Life Lessons

By Janene Carey

In the industrial zone behind Woolgoolga, there’s a place called Skate and Create, where people of all ages learn about street surfing, explore their creativity and pick up some life lessons along the way.

Founded a year ago by former youth worker and long-term skateboarder and coach Matty Day, Skate and Create offers not only classes but also a philosophy of resilience and determination.

“Skateboarding exemplifies the saying that it’s not how many times you fall over, it’s how many times you get back up,” Matty said.

“We live that. We practise tricks, we fall over on the concrete, it hurts. We make the necessary adjustments until we get it right and we practise that trick until we master the skill.

“I think that’s a good example of how to approach life.

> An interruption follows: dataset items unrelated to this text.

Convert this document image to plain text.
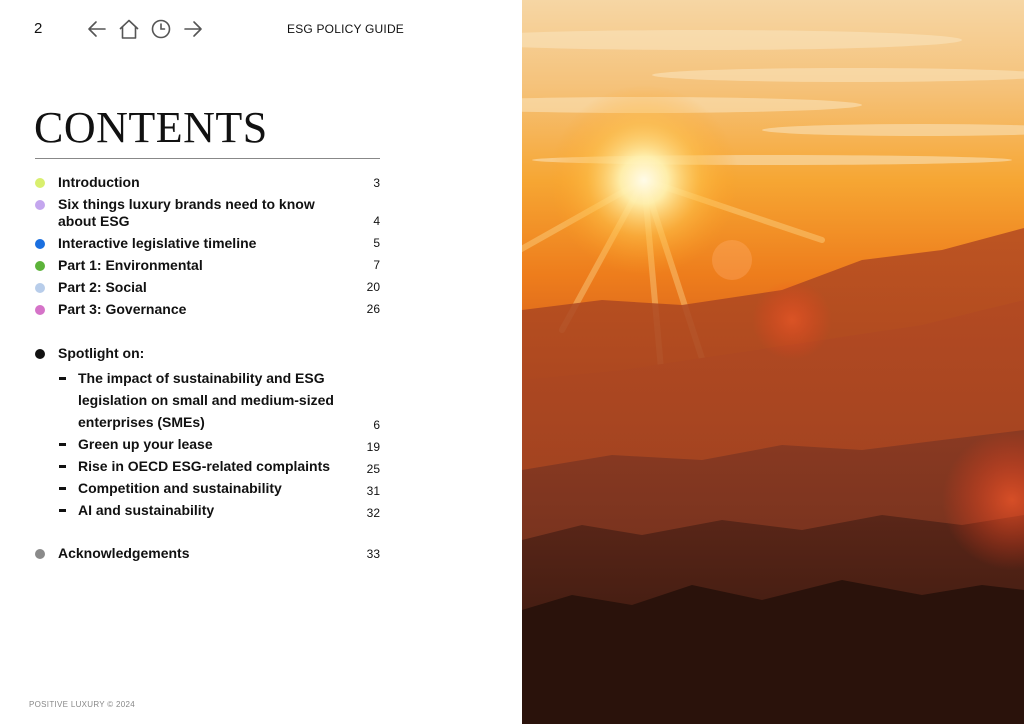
2	ESG POLICY GUIDE
CONTENTS
Introduction	3
Six things luxury brands need to know about ESG	4
Interactive legislative timeline	5
Part 1: Environmental	7
Part 2: Social	20
Part 3: Governance	26
Spotlight on:
The impact of sustainability and ESG legislation on small and medium-sized enterprises (SMEs)	6
Green up your lease	19
Rise in OECD ESG-related complaints	25
Competition and sustainability	31
AI and sustainability	32
Acknowledgements	33
POSITIVE LUXURY © 2024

Skateboarding has given me a mental and physical practice that’s helped me in other ways, in business and relationships.”

Matty grew up in Melbourne and scored a skateboard for Christmas when he was 12. In the summer of 1988, he was permitted to follow the bigger kids around to different skate spots and watch them doing their daredevil moves, if he could keep up.

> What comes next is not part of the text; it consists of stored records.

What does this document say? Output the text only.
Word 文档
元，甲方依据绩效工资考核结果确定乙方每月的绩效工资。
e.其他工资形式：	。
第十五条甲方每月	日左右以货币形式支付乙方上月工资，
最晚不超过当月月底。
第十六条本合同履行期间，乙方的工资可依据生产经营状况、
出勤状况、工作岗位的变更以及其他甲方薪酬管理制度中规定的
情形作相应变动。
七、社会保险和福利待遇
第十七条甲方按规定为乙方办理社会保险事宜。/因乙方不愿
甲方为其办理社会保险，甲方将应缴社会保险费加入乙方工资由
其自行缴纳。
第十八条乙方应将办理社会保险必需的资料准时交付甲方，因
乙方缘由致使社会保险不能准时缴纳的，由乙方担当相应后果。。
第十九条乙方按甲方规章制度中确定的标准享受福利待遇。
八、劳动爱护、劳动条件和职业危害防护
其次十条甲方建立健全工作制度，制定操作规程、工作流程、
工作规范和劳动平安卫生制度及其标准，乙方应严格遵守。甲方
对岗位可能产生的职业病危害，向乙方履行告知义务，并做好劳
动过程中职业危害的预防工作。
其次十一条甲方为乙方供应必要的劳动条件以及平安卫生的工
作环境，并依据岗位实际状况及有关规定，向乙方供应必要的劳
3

“What I was not allowed to do was to try and perform any tricks in their presence,” Matty said.

“Some of those cool guys would heckle, snicker and flat-out laugh at us younger wannabes, when we gave skateboarding a go.”

But there were other riders with a different attitude, who would smile when you passed them. They could do the big, fast tricks, they had a style of their very own, and they looked happy as they rolled around the vacant carparks and schools.

So, Matty began to practise and practise and his balance got better. Skateboarding became his transport everywhere; it combined well with public transport.

He went on to become a sponsored rider featured in national and international magazines and videos, a team manager, a mentor for other professional skateboarders, and an accredited coach with Skate Australia.

In his early 30s, he moved from Melbourne to Alice Springs and opened a skateboard school and shop there. He chose Alice Springs because of the opportunity to work with young Indigenous people and to use skateboarding and artmaking as a community development tool.

In 2015, Matty and his family came to the Coffs Coast, and he began growing the sport in this region, offering coaching and working with council to upgrade facilities at the skate parks. Last September he started Skate and Create, an indoor skate park, art studio and shop at 5/24a Hawke Drive, Woolgoolga.

“The aim of Skate and Create is to build confidence and skills around skateboarding and around art,”

Matty said. “It’s about flipping that negative narrative that people have, ‘I can’t skateboard, I’ll fall off and kill myself’ or ‘I can’t make art, I’m not very good at drawing’. I’d like to encourage and teach people to build their confidence so that they can. Because I believe that everyone can.”

The centre is open from Tuesday to Saturday and it’s big on diversity and inclusion – there are skateboarding classes for toddlers and for adult women, half of the attendees are female, and the age range runs from 18 months to 63 years.